Rendering visually convincing and realistic images requires accurate lighting computation. Path tracing has long been used in offline rendering to achieve this goal. Recent graphics processing unit (GPU) advancements and new sampling algorithms enable path tracing in real-time. This thesis investigates whether real-time path tracing on commodity hardware is feasible for the current generation of video games. We integrate and evaluate a real-time path tracer into an existing game engine and provide an in-depth investigation of performance and memory measurements. Our case study is done with Anno, a state of the art city building game series that renders large and highly dynamic user-built scenes. We present an efficient hybrid rendering pipeline able to compute path traced indirect lighting in real-time within the memory limits of consumer hardware. To solve observed performance and memory issues, we contribute two novel path tracing methods:

Light path guided culling tracks the number of light paths passing regions of the scene. The information is used to only selectively build and maintain the required parts of the scene representation in graphics memory. This technique allows for increased visual quality, improved performance, and significantly reduced memory consumption compared to existing simple heuristics for partial scene representation.
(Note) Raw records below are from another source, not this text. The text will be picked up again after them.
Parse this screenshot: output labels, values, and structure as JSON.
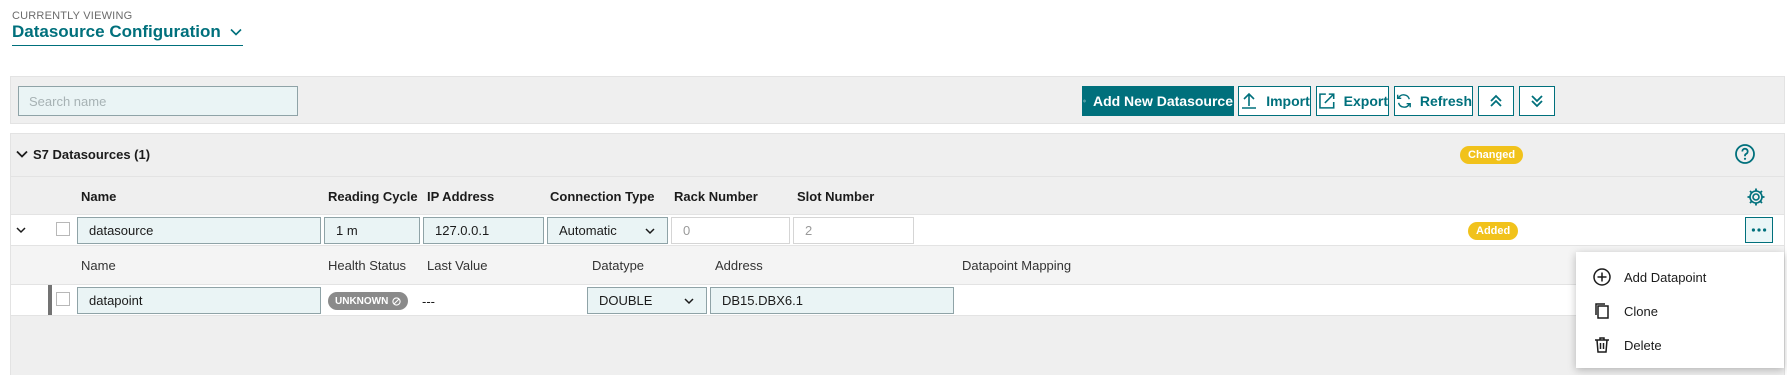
{
  "header": {
    "viewing_label": "CURRENTLY VIEWING",
    "title": "Datasource Configuration"
  },
  "toolbar": {
    "search_placeholder": "Search name",
    "add_new": "Add New Datasource",
    "import": "Import",
    "export": "Export",
    "refresh": "Refresh"
  },
  "section": {
    "title": "S7 Datasources (1)",
    "status_badge": "Changed"
  },
  "datasource_columns": [
    "Name",
    "Reading Cycle",
    "IP Address",
    "Connection Type",
    "Rack Number",
    "Slot Number"
  ],
  "datasource": {
    "name": "datasource",
    "reading_cycle": "1 m",
    "ip_address": "127.0.0.1",
    "connection_type": "Automatic",
    "rack_number": "0",
    "slot_number": "2",
    "status_badge": "Added"
  },
  "datapoint_columns": [
    "Name",
    "Health Status",
    "Last Value",
    "Datatype",
    "Address",
    "Datapoint Mapping"
  ],
  "datapoint": {
    "name": "datapoint",
    "health_status": "UNKNOWN",
    "last_value": "---",
    "datatype": "DOUBLE",
    "address": "DB15.DBX6.1"
  },
  "menu": {
    "items": [
      "Add Datapoint",
      "Clone",
      "Delete"
    ]
  },
  "colors": {
    "accent": "#00707c",
    "badge": "#f1c21b",
    "health_unknown": "#8a8a8a"
  }
}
This generic method can be combined with various kinds of hardware accelerated ray tracing methods.

Stochastic vegetation ray skipping is employed to allow fast ray tracing in scenes with high amounts of vegetation. We present a method employing hybrid rendering, relying on rasterization for primary rays and direct lighting where possible, and a heuristic utilizing ray skipping through entire vegetation instances to speed up indirect lighting computation. This method provides ray tracing speedups of factors greater than two for vegetation-heavy scenes and proves crucial to achieving real-time performance.